Anders Fogh Rasmussen: Greenland Should Unite the U.S. and Denmark—Not Divide Them
This opinion piece by Anders Fogh Rasmussen appeared in The Atlantic on August 29, 2019. Since World War II, the United States has maintained a military presence in Greenland. Thule Air Force Base, far above the polar circle, was the first line of defense during the Cold War. Today, it remains an important touchstone in […]
This opinion piece by Anders Fogh Rasmussen appeared in The Atlantic on August 29, 2019.
Since World War II, the United States has maintained a military presence in Greenland. Thule Air Force Base, far above the polar circle, was the first line of defense during the Cold War. Today, it remains an important touchstone in U.S.-Danish defense cooperation.
The United States is not alone in feeling the magnetic pull of the Arctic. Melting ice caps have opened the Arctic Sea to shipping, and accelerated the harvesting of its abundant natural resources. The Arctic sea lanes will likely become another flash point of renewed competition among the great powers as climate change alters our world. I find this regrettable, but inevitable.
One such power is Russia. In 2007, it unilaterally planted its flag on the North Pole, claiming ownership. Now Russia is playing tough with the stretch of Arctic shipping lanes known as the Northeast Passage by building military bases along its vast northern border.
In light of this, the United States is seeking to build up the presence of its Coast Guard in the Arctic, and to expand its military capabilities in the region. Given Russia’s aggressive record in Ukraine and Georgia, I find this a prudent measure.
China has also stepped up its interest in the Arctic. Since 2013, it has been an observer in the Arctic Council, and its Polar Silk Road project officially incorporates the Arctic Ocean into Xi Jinping’s ambitious Belt and Road Initiative.

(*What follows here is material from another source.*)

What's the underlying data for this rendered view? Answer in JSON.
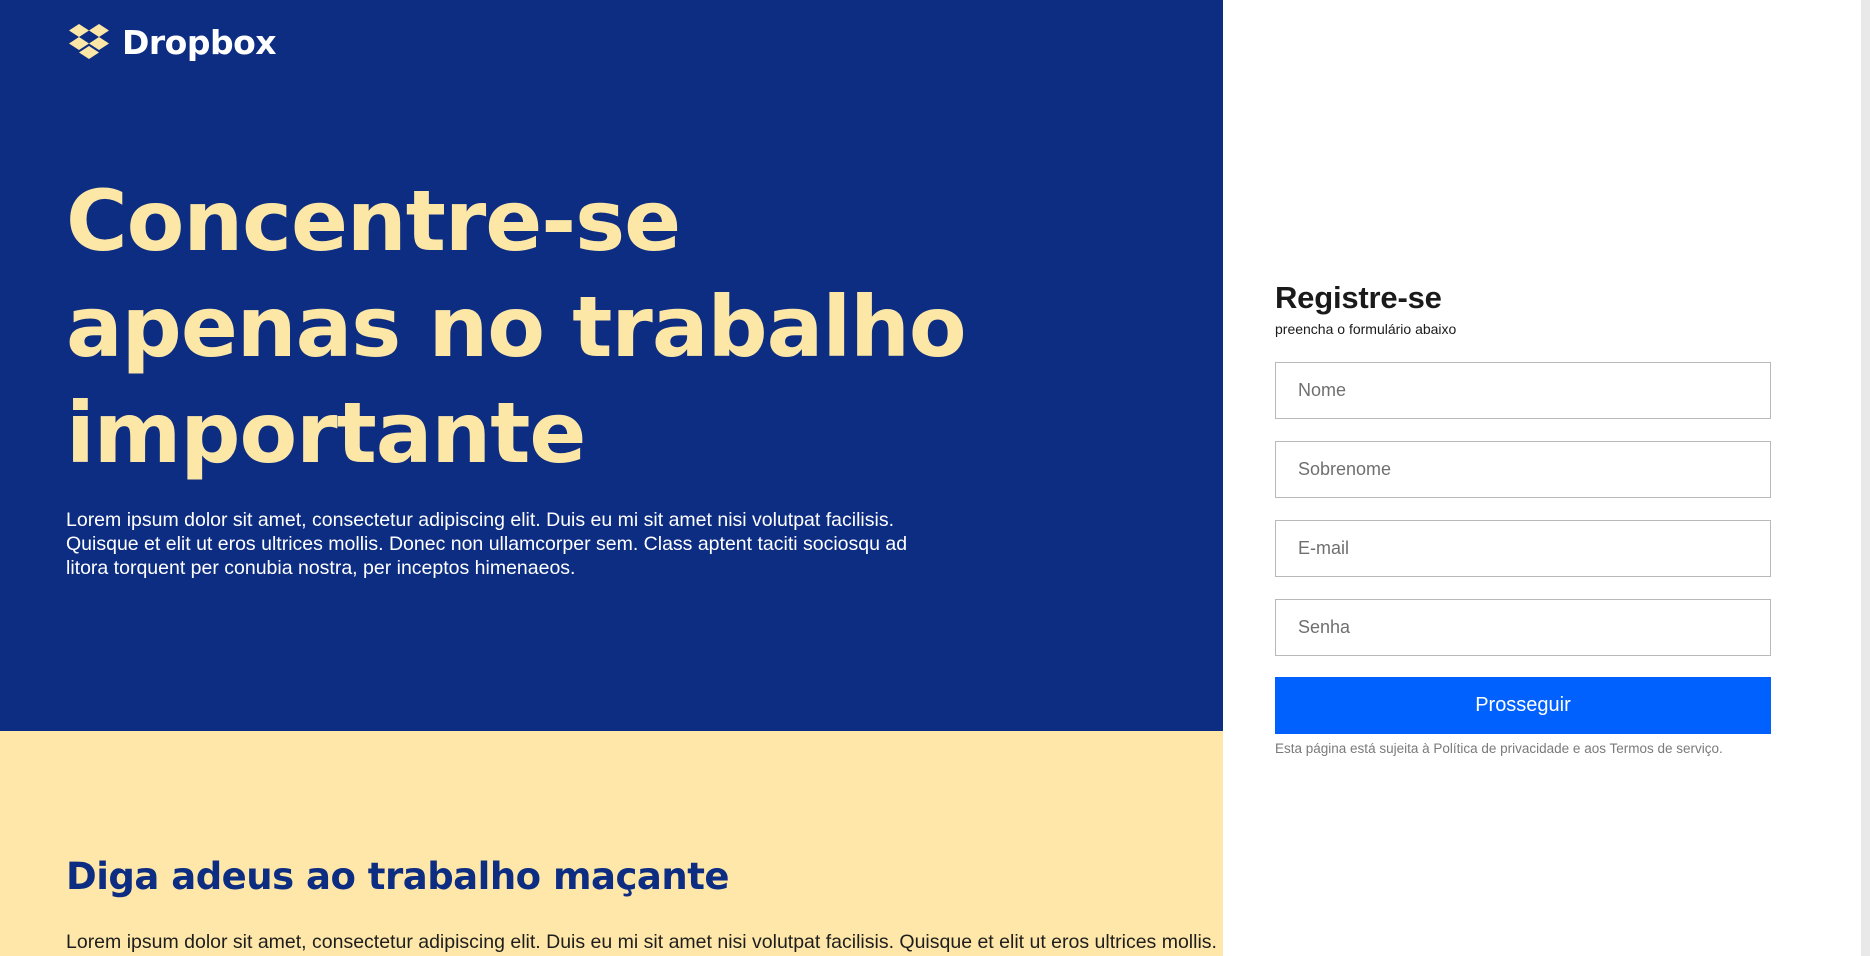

Chinese companies are eager to invest in the Arctic and leverage the rare-earth metals and minerals that are found on Arctic land masses such as Greenland. Unsurprisingly, this has raised concerns in Washington.

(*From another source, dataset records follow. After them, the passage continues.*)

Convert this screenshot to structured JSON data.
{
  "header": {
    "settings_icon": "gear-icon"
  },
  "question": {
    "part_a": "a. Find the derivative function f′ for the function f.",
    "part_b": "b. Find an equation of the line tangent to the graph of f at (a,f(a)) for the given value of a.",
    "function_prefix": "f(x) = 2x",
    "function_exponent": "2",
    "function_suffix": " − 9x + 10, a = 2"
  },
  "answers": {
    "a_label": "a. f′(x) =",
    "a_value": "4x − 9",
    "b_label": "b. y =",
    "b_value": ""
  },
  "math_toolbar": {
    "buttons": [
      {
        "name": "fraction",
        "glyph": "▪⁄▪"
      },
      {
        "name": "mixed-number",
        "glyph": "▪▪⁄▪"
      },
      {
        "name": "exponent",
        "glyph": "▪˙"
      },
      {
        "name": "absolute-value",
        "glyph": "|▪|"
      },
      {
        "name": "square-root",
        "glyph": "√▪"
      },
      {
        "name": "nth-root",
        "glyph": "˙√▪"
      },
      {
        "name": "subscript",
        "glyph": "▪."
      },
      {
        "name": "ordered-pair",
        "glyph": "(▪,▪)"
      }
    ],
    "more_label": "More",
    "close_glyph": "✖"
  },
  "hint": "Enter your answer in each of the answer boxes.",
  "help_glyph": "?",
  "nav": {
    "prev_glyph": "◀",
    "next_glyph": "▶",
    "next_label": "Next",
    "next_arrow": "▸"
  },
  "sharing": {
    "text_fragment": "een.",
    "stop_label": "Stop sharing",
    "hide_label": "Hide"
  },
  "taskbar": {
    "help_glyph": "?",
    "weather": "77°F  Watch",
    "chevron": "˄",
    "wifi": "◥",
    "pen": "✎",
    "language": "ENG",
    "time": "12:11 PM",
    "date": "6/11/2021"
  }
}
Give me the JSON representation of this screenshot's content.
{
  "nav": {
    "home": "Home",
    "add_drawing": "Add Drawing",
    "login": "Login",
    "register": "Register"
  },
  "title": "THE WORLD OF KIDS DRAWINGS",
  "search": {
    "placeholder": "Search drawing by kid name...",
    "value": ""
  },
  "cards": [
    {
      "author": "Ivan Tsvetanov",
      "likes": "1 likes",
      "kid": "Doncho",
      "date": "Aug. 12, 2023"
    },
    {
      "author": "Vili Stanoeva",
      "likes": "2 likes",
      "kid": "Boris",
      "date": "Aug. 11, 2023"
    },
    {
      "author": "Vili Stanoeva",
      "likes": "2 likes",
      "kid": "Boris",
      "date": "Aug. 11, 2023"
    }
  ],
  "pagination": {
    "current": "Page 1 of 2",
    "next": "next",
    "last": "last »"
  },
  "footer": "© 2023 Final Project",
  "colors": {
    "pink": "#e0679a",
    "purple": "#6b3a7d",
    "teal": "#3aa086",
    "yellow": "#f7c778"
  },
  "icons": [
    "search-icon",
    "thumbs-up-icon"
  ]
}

Greenland’s home-rule government is understandably enthusiastic about attracting larger investments to develop the local economy. But it should not throw the doors open to easy money from states like Russia and China, when it brings with it the specter of dubious geopolitical projects.
If Denmark and the United States are concerned about Chinese motives, they should offer Greenland alternatives. If they see the Russian military buildup as a threat to the freedom of the seas, they should continue to cooperate with allies like Canada, to secure the freedom of navigation through international waters.
Curiously, this story started a century ago with another sale of land between the two countries. In 1917, the United States took possession of the Virgin Islands from Denmark. In exchange, the U.S. had accepted and guaranteed Danish sovereignty over Greenland. Today, Greenland enjoys great autonomy, and its premier has made it clear that the island is not for sale.
The future of the Arctic and how Denmark and the United States cooperate on it are much too important to dissolve around a hopeless bid to purchase Greenland.